As I wrote in my review of “Your Money Ratios”, Charles’ book sings to me. Charles has the ability to simplify complicated financial topics for the average reader to understand. His book is seriously one of the best books I’ve read on personal finance in a long while.
One of the keys to progress is learning from experts in their various fields. Charles is gracious enough to answer some follow up questions I’ve been burning to ask after reading his book. This will be a two part post due to the 2,800 word length of the interview. In part I, we discover Charles’ motivation for writing his book, strategies for early retirement, and his conservative and debatable 50%/50% investment split between stocks and bonds. In part II, we discuss the much maligned 401K, personal income taxes, why Social Security will survive, and why the flat tax is the right way to go! Please enjoy!
WRITING “YOUR MONEY RATIOS”
Question: Was there a particular lightning bolt reason why you decided to write this book? For aspiring authors, what suggestions do you have to get your worked published in this ultra competitive field of business?
Answer: I wanted to write a book that would help average readers understand the most fundamental and critical relationships among one’s income, capital and debt, and how those things must be managed throughout your working career to build financial independence. So I took what are often quite complicated topics and figured out a way to present them in a very simple format that anyone can follow.
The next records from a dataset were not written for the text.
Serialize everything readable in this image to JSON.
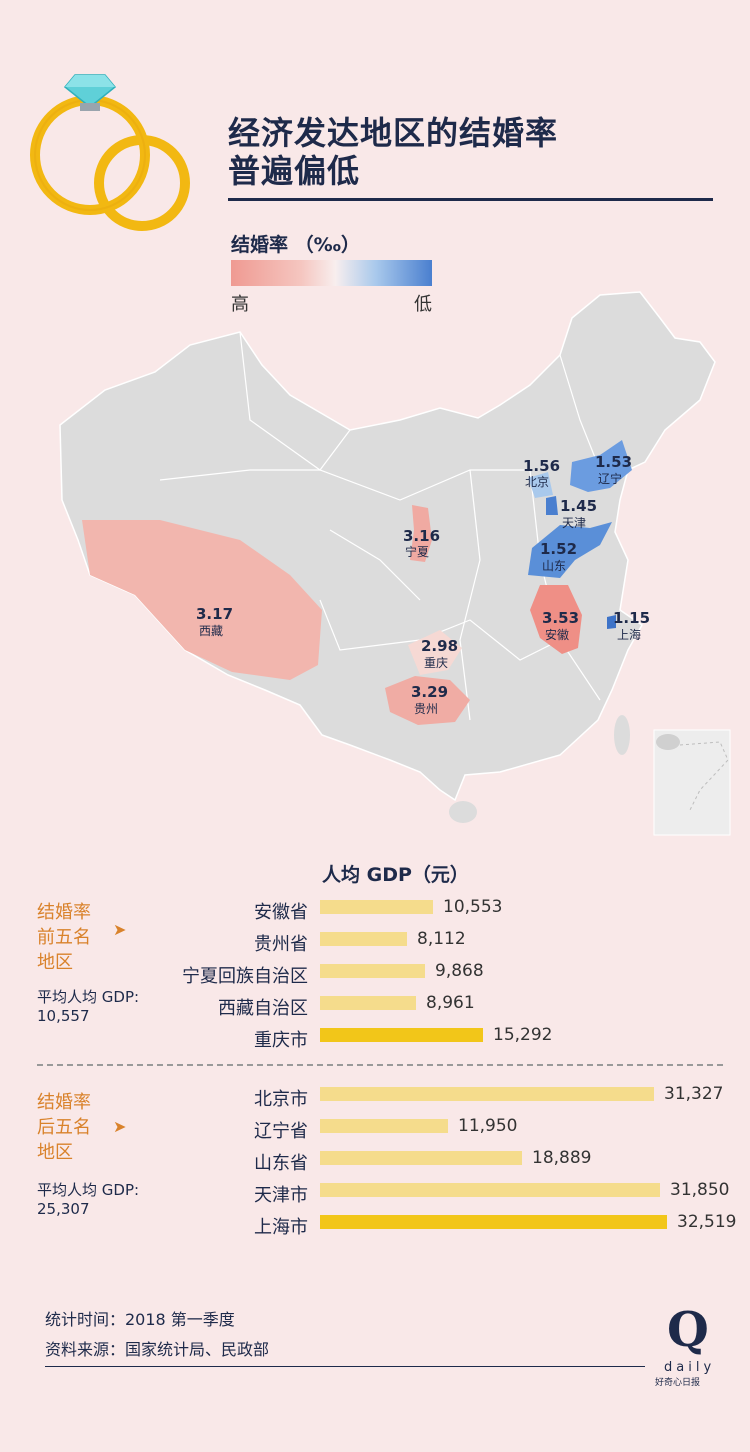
{
  "title": {
    "line1": "经济发达地区的结婚率",
    "line2": "普遍偏低"
  },
  "legend": {
    "title": "结婚率 （‰）",
    "high": "高",
    "low": "低",
    "colors": {
      "high": "#ef9a92",
      "low": "#4a7fcf"
    }
  },
  "map": {
    "regions": [
      {
        "value": "1.56",
        "name": "北京",
        "color": "#a9c9ec"
      },
      {
        "value": "1.53",
        "name": "辽宁",
        "color": "#6b9ce0"
      },
      {
        "value": "1.45",
        "name": "天津",
        "color": "#4a7fcf"
      },
      {
        "value": "3.16",
        "name": "宁夏",
        "color": "#f0aaa2"
      },
      {
        "value": "1.52",
        "name": "山东",
        "color": "#5a8fd8"
      },
      {
        "value": "3.17",
        "name": "西藏",
        "color": "#f2b6ae"
      },
      {
        "value": "3.53",
        "name": "安徽",
        "color": "#ef8f86"
      },
      {
        "value": "1.15",
        "name": "上海",
        "color": "#3d73c8"
      },
      {
        "value": "2.98",
        "name": "重庆",
        "color": "#f6d9d4"
      },
      {
        "value": "3.29",
        "name": "贵州",
        "color": "#f0aca4"
      }
    ]
  },
  "chart_data": {
    "type": "bar",
    "title": "人均 GDP（元）",
    "groups": [
      {
        "label_lines": [
          "结婚率",
          "前五名",
          "地区"
        ],
        "avg_label_lines": [
          "平均人均 GDP:",
          "10,557"
        ],
        "categories": [
          "安徽省",
          "贵州省",
          "宁夏回族自治区",
          "西藏自治区",
          "重庆市"
        ],
        "values": [
          10553,
          8112,
          9868,
          8961,
          15292
        ],
        "value_labels": [
          "10,553",
          "8,112",
          "9,868",
          "8,961",
          "15,292"
        ]
      },
      {
        "label_lines": [
          "结婚率",
          "后五名",
          "地区"
        ],
        "avg_label_lines": [
          "平均人均 GDP:",
          "25,307"
        ],
        "categories": [
          "北京市",
          "辽宁省",
          "山东省",
          "天津市",
          "上海市"
        ],
        "values": [
          31327,
          11950,
          18889,
          31850,
          32519
        ],
        "value_labels": [
          "31,327",
          "11,950",
          "18,889",
          "31,850",
          "32,519"
        ]
      }
    ],
    "colors": {
      "normal": "#f5dc8c",
      "highlight": "#f2c619"
    }
  },
  "footer": {
    "time": "统计时间：2018 第一季度",
    "source": "资料来源：国家统计局、民政部"
  },
  "logo": {
    "letter": "Q",
    "word": "daily",
    "sub": "好奇心日报"
  }
}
I would like more people to enjoy the benefits of financial independence, and I hope this book does that.
As far as writing, all I can say is write about what you believe in. Hopefully, if you believe in it strongly enough, you’ll develop some expertise and then seek out ways to spread your ideas. Try to develop some niche that is reflective of your expertise. So I developed the ratios and they came out of my background in tax, finance and also working with individuals.
Think about what you do that is a little different and try to focus on that unique nature of what you do. It is a tough slog because the field is very crowded and often the least valuable information gets the most press. But you have to accept that reality and still push ahead. And then you need a little luck. Your message has to somehow get into the hands of people who appreciate and understand it. And that is hard to predict, which means you need a little luck to get it out there. So if you are going to pursue that path, I think you need to accept those realities of the marketplace.